Monday, October 27, 2008

Single

I'm single. But still married, so I guess the name of the blog holds true. In the big scheme of things naming a blog hardly ranks as a top concern when the the horrors of same-sex divorce loom large. The specter of having the farm I co-own with Mr. Lesbian foreclosed upon is omnipresent. In what can only be described as horrible luck, s/he lost hir job the day after I told hir that I was moving out.

The moving vans came to the marital home five weeks ago, and I'm now living in the sweetest, coziest apartment in an even older antique farmhouse than the one I left (this one was built in 1763), twenty miles from the village I was living in previously. Access to my apartment is through a barn. Yes, this is how we roll in the countryside, people.

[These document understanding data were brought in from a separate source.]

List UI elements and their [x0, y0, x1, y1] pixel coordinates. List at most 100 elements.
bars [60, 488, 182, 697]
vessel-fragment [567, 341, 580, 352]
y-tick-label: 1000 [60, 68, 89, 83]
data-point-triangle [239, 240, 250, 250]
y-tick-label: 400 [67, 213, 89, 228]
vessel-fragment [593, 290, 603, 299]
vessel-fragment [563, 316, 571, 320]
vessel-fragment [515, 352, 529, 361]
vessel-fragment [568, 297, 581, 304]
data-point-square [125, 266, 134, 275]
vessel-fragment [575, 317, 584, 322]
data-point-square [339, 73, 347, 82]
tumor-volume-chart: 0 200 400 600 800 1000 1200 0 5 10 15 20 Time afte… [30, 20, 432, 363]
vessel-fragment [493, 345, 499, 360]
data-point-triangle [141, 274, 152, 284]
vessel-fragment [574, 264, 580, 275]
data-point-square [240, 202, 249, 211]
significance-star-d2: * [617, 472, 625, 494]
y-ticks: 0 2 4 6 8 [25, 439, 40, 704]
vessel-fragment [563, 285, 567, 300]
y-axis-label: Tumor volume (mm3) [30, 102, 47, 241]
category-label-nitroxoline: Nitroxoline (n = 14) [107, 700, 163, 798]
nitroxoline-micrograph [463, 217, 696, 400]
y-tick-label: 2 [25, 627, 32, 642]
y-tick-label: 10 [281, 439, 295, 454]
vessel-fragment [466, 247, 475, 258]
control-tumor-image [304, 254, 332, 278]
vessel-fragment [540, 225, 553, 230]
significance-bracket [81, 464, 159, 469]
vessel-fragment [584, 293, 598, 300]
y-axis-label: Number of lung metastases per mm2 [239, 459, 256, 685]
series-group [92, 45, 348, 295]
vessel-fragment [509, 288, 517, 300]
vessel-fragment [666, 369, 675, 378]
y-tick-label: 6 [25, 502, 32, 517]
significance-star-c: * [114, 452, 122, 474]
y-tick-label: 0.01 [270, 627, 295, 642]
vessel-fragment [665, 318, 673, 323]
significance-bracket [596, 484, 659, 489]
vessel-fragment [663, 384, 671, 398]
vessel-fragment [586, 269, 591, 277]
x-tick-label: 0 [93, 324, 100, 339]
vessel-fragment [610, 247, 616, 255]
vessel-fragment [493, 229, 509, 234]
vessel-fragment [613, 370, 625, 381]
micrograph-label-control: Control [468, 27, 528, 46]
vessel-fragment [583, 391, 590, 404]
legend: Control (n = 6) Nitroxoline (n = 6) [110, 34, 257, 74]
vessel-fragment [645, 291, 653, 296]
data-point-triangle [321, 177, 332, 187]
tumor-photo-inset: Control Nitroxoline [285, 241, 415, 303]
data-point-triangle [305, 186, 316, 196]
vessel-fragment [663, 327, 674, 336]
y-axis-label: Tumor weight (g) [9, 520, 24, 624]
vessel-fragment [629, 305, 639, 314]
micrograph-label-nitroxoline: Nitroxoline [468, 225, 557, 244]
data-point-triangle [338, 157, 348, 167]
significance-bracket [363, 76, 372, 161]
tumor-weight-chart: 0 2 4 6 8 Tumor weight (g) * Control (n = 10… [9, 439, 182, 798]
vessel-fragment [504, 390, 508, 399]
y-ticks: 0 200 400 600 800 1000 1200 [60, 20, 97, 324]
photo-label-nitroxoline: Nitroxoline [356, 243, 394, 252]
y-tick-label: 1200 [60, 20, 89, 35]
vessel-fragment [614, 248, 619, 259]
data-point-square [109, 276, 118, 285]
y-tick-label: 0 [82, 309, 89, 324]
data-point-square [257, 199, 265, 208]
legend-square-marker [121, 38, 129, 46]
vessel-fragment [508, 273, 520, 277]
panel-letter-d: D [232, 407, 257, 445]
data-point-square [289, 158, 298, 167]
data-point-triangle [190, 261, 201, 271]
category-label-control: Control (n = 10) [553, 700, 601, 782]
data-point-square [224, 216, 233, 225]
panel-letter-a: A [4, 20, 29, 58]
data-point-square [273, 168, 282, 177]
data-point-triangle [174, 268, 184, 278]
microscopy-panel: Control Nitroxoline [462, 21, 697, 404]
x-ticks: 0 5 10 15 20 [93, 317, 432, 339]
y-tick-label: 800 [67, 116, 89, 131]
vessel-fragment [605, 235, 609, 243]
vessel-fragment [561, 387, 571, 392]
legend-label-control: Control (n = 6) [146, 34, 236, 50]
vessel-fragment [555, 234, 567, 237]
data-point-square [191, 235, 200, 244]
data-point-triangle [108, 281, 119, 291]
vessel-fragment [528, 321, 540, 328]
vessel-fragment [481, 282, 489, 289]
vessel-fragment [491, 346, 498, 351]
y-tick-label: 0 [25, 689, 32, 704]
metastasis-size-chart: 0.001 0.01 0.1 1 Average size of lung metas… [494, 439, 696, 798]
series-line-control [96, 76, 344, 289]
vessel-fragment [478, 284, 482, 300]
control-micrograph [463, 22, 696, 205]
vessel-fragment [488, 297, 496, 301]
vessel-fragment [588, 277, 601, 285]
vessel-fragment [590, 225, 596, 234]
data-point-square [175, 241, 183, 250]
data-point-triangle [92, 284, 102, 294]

It's a huge relief to be away from Mr. Lesbian. I've cried. But not as much as I thought I would. I miss my former best friend much more than I miss Mr. Lesbian. The overwhelming sense of freedom has been fabulous, and I've been nesting, setting up house, putting up blinds and trying to find a space for everything. I moved from a 2,500 square foot Cape farmhouse, into a one bedroom apartment of about 700 square feet, so I don't have much room here. But there's a greenhouse here that I'm allowed to share, and I have as much space to plant vegetables in the very large existing garden as I could possibly wish. There are solar panels on the roof, which heat my hot water and there are brand new windows in the house, and the walls are well-insulated. It's nearly November and I haven't put the heat on yet. I wrap up warmly, with wool socks and slippers, and a few extra layers, smothered in a wool blanket and I'm quite toasty, thank-you-very-much.

The photograph above is the bovine line-up you see from my living room window, so I'm still living very rurally with woods on one side, and fields and a lake on the other. The sweet little calf was born a couple of weeks ago, much to my delight and that of my granddaughter. She visits him every time she comes to stay, spending hours sitting on the fence, chatting to the cows.

What I miss most is the village I was living in. The friendships I was starting to make, the land I own (where Mr. Lesbian is still living - ironically in a town s/he didn't want to live in in the first place), the church I was attending, the local lesbian-owned store where I shopped, dined and socialized....it's painful to go back there now. I searched and searched for a place to live in the village or somewhere close by to no avail. I'm still determined to make it back there some day, but for the time being I'm making my home here.